Insurance carriers are given the opportunity to confirm all underwriting data provided in the application during the underwriting period granted by the state During this period, the carrier may "pull" underwriting data such as driving records, insurance (credit) scores, loss histories, and they may even inspect the property. All this is done to assure that the risk presented in the application is, in fact, the truth of the risk.
Without an underwriting period, insurance carriers may be "stuck" on a risk they accepted based on a less-than-accurate application (which we all know would never happen). The only way the carrier could cancel in these situations would be subject to the statutory mid-term cancellation allowances, which can be somewhat limited, listing specific reasons a policy can be cancelled.
Limitations on Cancellations
Statutes apply one of two "levels" of limitations regarding the reasons a policy can be cancelled during the underwriting period. Policies can be cancelled for:
- Any valid reason; or
- Any valid underwriting reason.
Any Valid Reason
There is no limitation on the reason a carrier can cancel. An insurer can cancel for "any" reason provided no other statute is violated (such as an unfair trade practice statute).

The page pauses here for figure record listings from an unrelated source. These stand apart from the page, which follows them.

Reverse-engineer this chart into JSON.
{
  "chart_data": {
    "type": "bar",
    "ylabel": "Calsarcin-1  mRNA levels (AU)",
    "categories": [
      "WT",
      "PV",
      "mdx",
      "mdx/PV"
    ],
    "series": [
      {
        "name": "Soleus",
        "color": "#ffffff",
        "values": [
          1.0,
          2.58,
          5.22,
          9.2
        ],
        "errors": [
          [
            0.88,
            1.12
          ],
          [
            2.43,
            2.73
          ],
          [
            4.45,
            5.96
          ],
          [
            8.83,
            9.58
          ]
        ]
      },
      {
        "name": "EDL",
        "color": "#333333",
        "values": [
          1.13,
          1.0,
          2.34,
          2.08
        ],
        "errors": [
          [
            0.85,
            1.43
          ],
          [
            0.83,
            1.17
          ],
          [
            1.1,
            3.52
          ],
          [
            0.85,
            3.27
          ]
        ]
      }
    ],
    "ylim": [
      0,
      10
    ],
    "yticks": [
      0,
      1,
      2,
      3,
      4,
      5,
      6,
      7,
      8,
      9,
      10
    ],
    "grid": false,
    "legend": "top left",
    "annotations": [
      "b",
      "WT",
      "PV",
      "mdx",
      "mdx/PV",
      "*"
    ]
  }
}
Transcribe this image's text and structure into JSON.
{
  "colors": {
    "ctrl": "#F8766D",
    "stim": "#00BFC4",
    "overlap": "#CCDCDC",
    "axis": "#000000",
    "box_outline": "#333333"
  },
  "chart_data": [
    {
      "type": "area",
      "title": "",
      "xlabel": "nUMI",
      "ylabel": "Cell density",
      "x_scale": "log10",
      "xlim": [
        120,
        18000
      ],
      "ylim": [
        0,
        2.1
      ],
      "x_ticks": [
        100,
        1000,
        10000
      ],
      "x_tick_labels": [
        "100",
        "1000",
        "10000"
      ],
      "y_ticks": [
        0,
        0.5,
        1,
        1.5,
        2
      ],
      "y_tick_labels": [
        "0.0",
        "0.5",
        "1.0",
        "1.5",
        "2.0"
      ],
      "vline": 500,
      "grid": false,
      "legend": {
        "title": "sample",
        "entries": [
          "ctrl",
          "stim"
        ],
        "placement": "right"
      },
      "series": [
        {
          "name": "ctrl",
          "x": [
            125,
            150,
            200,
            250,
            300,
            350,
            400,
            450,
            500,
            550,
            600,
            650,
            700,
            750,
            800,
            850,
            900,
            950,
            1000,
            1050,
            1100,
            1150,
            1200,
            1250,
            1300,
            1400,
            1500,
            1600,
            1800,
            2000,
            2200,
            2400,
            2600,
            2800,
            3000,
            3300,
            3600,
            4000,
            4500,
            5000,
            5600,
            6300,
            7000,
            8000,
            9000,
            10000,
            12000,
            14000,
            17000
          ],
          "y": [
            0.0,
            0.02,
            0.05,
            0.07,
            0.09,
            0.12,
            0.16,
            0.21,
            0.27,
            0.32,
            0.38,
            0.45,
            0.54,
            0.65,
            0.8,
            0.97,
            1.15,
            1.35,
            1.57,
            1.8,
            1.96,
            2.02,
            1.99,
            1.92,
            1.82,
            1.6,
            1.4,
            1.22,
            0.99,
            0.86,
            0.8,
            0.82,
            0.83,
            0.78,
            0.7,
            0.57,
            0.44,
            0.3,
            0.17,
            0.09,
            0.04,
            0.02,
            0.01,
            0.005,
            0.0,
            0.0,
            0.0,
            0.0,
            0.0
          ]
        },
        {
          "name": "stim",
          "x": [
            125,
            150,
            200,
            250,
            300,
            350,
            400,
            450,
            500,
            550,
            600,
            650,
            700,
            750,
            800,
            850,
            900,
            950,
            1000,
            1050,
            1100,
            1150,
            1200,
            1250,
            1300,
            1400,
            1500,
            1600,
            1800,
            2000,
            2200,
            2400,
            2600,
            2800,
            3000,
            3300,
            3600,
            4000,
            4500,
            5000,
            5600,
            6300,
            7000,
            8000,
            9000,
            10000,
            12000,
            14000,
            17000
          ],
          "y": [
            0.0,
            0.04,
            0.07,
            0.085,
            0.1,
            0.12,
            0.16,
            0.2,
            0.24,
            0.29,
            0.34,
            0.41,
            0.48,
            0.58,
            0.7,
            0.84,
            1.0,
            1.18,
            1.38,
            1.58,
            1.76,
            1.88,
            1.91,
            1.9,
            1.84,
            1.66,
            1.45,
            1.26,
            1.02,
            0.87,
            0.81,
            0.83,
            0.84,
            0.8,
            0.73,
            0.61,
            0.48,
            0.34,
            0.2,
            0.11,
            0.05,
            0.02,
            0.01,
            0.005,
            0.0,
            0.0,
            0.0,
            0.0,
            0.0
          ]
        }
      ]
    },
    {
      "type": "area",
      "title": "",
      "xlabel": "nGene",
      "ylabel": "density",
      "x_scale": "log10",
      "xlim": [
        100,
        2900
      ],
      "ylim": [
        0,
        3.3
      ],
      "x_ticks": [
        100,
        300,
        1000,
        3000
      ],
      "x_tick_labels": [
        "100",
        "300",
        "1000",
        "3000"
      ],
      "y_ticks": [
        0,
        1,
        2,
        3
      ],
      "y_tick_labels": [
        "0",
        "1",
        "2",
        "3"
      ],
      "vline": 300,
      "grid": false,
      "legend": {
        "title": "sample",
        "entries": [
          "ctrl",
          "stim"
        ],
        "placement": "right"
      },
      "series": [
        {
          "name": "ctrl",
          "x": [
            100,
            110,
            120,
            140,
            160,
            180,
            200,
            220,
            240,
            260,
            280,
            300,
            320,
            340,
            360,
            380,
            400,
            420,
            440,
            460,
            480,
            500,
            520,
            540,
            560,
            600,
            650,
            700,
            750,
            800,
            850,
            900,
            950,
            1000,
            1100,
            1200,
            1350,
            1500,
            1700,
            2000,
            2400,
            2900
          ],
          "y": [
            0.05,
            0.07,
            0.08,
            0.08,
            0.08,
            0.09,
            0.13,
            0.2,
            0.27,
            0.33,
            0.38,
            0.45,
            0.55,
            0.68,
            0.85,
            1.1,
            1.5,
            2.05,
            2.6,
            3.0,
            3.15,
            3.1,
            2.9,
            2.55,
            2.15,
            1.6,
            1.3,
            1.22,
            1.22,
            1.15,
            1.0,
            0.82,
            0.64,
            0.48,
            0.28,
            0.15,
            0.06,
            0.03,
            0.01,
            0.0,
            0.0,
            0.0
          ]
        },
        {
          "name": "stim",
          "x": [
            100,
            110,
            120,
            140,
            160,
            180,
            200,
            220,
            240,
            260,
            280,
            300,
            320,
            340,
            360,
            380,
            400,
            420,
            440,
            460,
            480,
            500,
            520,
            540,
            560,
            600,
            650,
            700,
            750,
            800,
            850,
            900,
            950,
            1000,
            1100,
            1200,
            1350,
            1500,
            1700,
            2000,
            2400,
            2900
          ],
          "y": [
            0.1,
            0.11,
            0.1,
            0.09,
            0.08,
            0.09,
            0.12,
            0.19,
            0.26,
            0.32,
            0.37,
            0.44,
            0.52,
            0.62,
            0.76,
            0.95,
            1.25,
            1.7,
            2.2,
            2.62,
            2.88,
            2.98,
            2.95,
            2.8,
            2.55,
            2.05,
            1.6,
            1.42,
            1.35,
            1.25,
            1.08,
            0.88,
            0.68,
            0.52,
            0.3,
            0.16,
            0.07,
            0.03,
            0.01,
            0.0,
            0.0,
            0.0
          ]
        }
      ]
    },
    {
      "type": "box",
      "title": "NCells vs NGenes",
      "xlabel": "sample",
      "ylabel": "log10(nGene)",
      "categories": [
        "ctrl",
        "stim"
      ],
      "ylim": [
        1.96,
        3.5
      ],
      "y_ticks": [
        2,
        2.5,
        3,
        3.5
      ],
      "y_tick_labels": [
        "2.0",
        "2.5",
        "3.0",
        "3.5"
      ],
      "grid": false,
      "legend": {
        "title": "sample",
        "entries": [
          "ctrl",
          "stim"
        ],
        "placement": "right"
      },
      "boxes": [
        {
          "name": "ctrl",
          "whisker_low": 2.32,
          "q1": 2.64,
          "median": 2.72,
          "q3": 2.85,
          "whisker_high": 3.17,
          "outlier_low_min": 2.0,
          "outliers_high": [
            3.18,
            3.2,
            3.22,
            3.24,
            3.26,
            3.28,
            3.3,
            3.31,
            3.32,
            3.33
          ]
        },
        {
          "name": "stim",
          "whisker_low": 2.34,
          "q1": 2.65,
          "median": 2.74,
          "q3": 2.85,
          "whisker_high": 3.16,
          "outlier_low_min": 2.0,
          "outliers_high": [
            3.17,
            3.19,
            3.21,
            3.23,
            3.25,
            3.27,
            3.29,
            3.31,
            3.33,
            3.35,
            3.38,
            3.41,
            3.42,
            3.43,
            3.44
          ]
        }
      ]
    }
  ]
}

Any Valid Underwriting Reason
"Any valid underwriting reason" essentially means the underwriter can use any reason that would have kept him or her from writing the risk initially. For example, if the true extent of the loss history is discovered after the effective date and during the underwriting period, and such knowledge up front would have resulted in a different underwriting decision – that is a "valid underwriting reason."
Length of Underwriting Period
A 60-day underwriting period is by far the most common. Thirty-eight states allow a 60-day new policy underwriting period. The shortest allowed is 30 days (Washington DC) and the longest is 120 days (South Carolina). Further, several states apply multiple underwriting periods based on the line of business.